Er öffnet den nächsten Knopf an seinem Hemd, der Kragen sitzt jetzt etwas derangiert, aber für Sexappeal sind ohnehin seine grazile Bassistin und die beiden Backgroundsängerinnen verantwortlich. „The Letter“ steht auf dem Programm. Diesen Titel und die anderen Coverversionen macht Cocker zu seinen Songs, wenn er sie aus dem Bauch und aus dem Herzen heraus singt. Er weiß, was es heißt, betrogen worden zu sein oder einen Hangover zu haben.
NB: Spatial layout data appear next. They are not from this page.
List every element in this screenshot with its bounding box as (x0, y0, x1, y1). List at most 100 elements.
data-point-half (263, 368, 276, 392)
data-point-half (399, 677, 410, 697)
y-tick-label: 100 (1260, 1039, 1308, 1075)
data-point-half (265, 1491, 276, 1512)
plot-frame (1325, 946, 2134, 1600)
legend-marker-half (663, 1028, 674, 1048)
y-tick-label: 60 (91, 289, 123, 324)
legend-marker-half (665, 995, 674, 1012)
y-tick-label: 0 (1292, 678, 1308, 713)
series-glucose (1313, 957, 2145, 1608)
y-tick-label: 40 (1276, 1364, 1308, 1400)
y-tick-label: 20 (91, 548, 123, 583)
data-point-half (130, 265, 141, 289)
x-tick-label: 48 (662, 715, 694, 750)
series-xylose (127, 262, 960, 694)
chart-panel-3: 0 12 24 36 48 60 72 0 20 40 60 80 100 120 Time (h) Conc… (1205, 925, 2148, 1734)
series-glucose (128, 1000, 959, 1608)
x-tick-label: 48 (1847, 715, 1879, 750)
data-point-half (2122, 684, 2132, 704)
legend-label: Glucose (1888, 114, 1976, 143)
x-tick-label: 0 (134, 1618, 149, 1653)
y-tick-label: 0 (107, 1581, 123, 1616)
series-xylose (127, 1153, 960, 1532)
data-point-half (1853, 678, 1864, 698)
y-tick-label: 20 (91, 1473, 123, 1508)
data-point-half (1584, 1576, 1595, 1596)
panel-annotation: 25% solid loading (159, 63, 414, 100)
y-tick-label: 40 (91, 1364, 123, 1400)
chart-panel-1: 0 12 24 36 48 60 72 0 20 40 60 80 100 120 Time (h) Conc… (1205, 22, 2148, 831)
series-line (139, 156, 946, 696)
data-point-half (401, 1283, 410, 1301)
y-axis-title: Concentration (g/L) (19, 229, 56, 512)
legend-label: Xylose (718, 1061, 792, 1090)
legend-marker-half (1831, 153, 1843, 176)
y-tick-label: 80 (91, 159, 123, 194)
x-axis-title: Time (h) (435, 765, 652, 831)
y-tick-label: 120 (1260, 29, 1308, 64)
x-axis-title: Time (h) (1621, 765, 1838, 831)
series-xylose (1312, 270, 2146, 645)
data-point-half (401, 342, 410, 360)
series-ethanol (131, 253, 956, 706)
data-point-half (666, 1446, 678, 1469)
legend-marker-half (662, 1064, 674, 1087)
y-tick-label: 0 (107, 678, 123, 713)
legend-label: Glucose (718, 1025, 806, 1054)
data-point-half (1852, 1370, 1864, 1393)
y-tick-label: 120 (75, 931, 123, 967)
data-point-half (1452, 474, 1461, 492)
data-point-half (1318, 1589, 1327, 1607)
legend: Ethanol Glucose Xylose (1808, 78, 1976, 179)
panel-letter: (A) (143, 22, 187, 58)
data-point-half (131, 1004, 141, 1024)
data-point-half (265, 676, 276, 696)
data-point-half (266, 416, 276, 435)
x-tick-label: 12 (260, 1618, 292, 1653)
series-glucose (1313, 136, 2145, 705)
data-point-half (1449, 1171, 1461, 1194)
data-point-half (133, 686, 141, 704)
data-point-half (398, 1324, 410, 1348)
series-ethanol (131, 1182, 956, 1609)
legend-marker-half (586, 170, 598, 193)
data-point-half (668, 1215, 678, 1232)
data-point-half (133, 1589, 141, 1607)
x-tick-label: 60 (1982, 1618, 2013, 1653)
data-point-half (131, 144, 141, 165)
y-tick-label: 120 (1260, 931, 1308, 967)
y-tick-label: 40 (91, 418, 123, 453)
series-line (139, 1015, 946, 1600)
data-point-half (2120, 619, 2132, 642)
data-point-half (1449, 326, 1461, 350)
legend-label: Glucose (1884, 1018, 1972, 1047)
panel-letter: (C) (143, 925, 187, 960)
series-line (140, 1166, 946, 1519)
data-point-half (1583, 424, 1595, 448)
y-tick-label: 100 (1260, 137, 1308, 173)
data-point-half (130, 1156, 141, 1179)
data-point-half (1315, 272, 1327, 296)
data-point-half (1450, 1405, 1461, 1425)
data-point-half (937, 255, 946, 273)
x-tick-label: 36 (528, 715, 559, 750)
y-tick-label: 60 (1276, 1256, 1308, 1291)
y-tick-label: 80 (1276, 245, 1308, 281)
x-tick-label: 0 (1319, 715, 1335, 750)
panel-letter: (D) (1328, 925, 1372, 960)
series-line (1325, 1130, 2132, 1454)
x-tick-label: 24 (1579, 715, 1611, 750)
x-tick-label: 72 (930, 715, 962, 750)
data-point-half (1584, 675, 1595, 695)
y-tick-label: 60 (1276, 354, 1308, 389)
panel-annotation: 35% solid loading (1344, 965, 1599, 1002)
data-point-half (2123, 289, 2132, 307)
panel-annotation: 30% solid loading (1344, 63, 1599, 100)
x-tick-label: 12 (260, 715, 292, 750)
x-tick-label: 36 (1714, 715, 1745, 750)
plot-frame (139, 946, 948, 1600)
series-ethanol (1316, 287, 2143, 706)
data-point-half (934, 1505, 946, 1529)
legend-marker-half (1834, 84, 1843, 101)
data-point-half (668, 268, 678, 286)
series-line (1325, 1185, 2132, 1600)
Dieses Gefühl bricht in einem lang gezogenen Schrei aus ihm heraus. Das unendlich gedehnte „Aaaaaaaaaaa“ ist zu einem Markenzeichen geworden und wird noch öfter an diesem Abend zu hören sein – frenetisch beklatscht von den etwa 7500 Fans in der Arena. Dieser Urschrei gehört zu den Klischees, von denen Cockers Konzerte nicht frei sind. Aber wie auch nach einer länger als 40 Jahre dauernden Karriere? Ein reines Best-of-Programm spult er trotzdem nicht herunter. Sieben der insgesamt 19 Songs stammen von seinem aktuellen Album „Fire It Up“. Das sumpfige „Eye On The Prize“ mit seinen Referenzen an den Mississippi-Blues könnte zum Klassiker werden.

Ein Aufschrei geht durchs Publikum, als die ersten Töne von „Up Where We Belong“ ertönen. 1983 erhielt Cocker für das Duett mit Jennifer Warnes einen Oscar, in Hamburg singt er es mit der Afroamerikanerin Nikki Tillman, die seit einigen Jahren zu seiner Band gehört. Songs wie dieser zählen selbst hierzulande zum allgemeinen Kulturgut. Jeder kennt es, jeder liebt es, jeder kann es mitsingen – zumindest den Refrain. Nirgendwo auf der Welt ist Joe Cocker populärer als in Deutschland. Hier erreichen seine Alben regelmäßig höchste Chartsplatzierungen, „Hard Knocks“ schaffte vor drei Jahren Platz 1, „Fire It Up“ kletterte auf Platz 6. Entsprechend oft bereist Cocker Deutschland zu langen Tourneen. In seiner englischen Heimat dagegen nimmt kaum noch jemand Notiz von dem ehemaligen Klempner aus der Arbeiterstadt Sheffield.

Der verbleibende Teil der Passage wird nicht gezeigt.